Blieb nur noch, die Auswertungsteams ihre Arbeit machen zu lassen, den Flug abzuwarten und alle erdenklichen Vorbereitungen zu treffen. In diesem Sinne, und nachdem ich es ohnehin denkbar weit hinausgezögert hatte, trat ich auf Deck Zwei aus dem Turbolift. Es galt, mich zu versichern dass mein Erster Offizier für die kommende Mission einsatzbereit war. Doktor Enjis Abschlussbericht attestierte ihr das, aber ich kannte die geltenden (und nebenbei auch meine eigenen) Ansprüche in solchen Situationen- Ich musste mich persönlich versichern, ob Amh wieder ihre Arbeit aufnehmen konnte. Diesmal umso gründlicher. Egal wie oft ich das Fazit des Berichts in meiner Hand überflog, letztlich blieb nur noch der Türsummer, und das mulmige Gefühl, nicht wirklich an die Urteilsfähigkeit meiner Eins-O zu glauben. Was dem folgenden Gespräch eine miese Grundlage gab.
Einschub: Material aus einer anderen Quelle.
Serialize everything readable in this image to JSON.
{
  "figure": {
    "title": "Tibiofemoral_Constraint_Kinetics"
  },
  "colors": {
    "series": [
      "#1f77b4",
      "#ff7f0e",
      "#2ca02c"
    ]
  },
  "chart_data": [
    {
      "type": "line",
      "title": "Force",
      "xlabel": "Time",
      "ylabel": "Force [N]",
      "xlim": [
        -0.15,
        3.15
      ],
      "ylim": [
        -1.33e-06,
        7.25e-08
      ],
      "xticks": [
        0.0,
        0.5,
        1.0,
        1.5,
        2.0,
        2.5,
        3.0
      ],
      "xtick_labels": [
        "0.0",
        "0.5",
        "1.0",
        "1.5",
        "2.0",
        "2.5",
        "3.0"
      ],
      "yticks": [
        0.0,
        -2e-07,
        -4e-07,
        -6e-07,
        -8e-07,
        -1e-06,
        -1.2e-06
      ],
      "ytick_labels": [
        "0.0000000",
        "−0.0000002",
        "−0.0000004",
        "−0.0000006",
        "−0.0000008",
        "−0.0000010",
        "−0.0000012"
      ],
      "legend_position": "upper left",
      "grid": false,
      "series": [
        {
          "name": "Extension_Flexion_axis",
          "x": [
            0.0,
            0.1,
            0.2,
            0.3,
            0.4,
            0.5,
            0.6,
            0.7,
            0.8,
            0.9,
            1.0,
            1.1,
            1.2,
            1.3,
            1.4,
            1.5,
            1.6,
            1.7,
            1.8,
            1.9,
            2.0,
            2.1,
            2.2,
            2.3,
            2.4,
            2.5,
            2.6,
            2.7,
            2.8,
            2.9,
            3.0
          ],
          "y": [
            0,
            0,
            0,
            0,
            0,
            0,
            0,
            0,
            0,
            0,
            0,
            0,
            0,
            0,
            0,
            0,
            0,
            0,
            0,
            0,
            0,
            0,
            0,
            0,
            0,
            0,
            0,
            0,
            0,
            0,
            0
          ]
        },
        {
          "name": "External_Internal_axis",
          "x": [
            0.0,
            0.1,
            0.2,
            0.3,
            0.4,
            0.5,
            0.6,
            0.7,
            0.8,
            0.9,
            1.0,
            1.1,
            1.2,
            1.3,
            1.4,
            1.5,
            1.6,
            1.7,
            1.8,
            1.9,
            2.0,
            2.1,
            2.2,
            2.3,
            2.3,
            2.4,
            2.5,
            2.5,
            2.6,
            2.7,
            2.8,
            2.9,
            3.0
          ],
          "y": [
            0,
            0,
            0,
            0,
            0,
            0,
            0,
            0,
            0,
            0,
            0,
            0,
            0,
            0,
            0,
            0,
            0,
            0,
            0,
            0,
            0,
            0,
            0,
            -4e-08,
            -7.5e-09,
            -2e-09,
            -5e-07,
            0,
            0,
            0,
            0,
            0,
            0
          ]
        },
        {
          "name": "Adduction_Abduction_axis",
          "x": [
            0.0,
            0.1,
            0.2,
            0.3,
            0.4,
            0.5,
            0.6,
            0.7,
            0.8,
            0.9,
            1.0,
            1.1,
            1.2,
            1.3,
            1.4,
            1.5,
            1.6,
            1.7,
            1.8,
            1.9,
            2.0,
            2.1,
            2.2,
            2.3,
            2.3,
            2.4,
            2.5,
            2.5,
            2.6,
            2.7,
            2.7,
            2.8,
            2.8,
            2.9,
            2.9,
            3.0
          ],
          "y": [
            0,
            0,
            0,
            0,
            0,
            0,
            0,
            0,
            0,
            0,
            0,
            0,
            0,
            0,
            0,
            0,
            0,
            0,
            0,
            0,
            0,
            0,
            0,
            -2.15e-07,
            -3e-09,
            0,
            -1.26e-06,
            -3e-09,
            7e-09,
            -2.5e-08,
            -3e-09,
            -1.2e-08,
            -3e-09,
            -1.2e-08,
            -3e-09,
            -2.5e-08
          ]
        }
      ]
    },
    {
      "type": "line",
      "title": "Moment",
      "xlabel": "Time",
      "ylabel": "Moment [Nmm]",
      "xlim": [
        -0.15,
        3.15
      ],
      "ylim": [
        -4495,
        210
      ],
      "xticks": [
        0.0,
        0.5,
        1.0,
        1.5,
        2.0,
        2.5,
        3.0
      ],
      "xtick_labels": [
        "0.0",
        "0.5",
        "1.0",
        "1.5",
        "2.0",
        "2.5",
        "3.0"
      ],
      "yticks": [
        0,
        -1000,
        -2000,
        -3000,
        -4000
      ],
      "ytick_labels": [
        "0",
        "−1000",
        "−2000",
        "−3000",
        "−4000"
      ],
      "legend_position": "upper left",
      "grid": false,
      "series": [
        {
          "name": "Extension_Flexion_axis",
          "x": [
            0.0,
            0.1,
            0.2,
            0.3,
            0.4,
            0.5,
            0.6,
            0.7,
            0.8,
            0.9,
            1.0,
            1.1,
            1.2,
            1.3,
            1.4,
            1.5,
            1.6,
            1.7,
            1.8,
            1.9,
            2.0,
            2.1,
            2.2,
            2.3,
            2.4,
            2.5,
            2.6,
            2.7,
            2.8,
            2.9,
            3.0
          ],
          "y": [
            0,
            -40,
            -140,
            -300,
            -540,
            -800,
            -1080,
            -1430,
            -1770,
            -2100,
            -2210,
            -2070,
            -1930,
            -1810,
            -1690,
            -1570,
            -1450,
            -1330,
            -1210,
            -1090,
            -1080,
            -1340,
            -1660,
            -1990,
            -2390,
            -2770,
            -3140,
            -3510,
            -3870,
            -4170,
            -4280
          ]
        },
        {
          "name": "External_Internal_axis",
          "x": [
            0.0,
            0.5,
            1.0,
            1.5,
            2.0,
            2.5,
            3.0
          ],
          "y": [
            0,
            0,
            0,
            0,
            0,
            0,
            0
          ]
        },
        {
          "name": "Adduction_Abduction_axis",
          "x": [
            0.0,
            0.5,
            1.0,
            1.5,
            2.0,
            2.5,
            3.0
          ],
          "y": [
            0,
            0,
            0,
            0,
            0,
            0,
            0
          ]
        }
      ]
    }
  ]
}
Und trotzdem nichts an der Notwendigkeit änderte. Ich betätigte den Summer.
Seit mehreren, überflüssigen Minuten starrte ich auf die häufig ignorierte und noch häufiger beiseite geschobene Zeittafel des Schichtplans. Manchmal war mir gar nicht klar, wozu ich dieses Ding eigentlich regelmäßig aktualisierte und entschloss das künftig nicht mehr zu tun. Statt dessen sollten die Abteilungsleiter ihre Schichteinteilungen selbst einpflegen und mir ein PADD mit ihrer Planung zukommen lassen, damit ich stichprobenartig-
-der Türsummer riss mich brutal aus meinen hadernden Gedanken. Die letzten Tage waren so von dem Gefühl des fest gesetzt Seins dominiert worden, dass ich dazu neigte mich in administrativer Kleinstarbeit zu verlieren. Zeit, dass sich das änderte.
Außerdem wusste ich, dass meine nächste, erste, endlich wieder meine Schicht um Null-600 beginnen würde. In nicht zu ertragenden 18 Stunden also.
„Herein.“, befahl ich unwirsch, denn wer auch immer es war – er störte. Zwar bei nichts Wichtigem aber er-
„-Sir.“, ich blieb ein wenig schockiert stehen. Ja…das hatte irgendwann kommen müssen. Trotz all des gutes Whiskeys hatte sich Girol nicht erweichen lassen Perings ersten Bericht an den Captain zu verharmlosen. Jetzt sah es natürlich genau danach aus, was es war: Ich hatte meine Verfassung fahrlässig ignoriert um einen seelischen Zustand zu kompensieren, statt die folgerichtigen Konsequenzen zu ziehen und mich gleich selbst vom Dienst freizustellen. Dieses Gespräch war unausweichlich gewesen. Selbst Schuld, kein Mitleid.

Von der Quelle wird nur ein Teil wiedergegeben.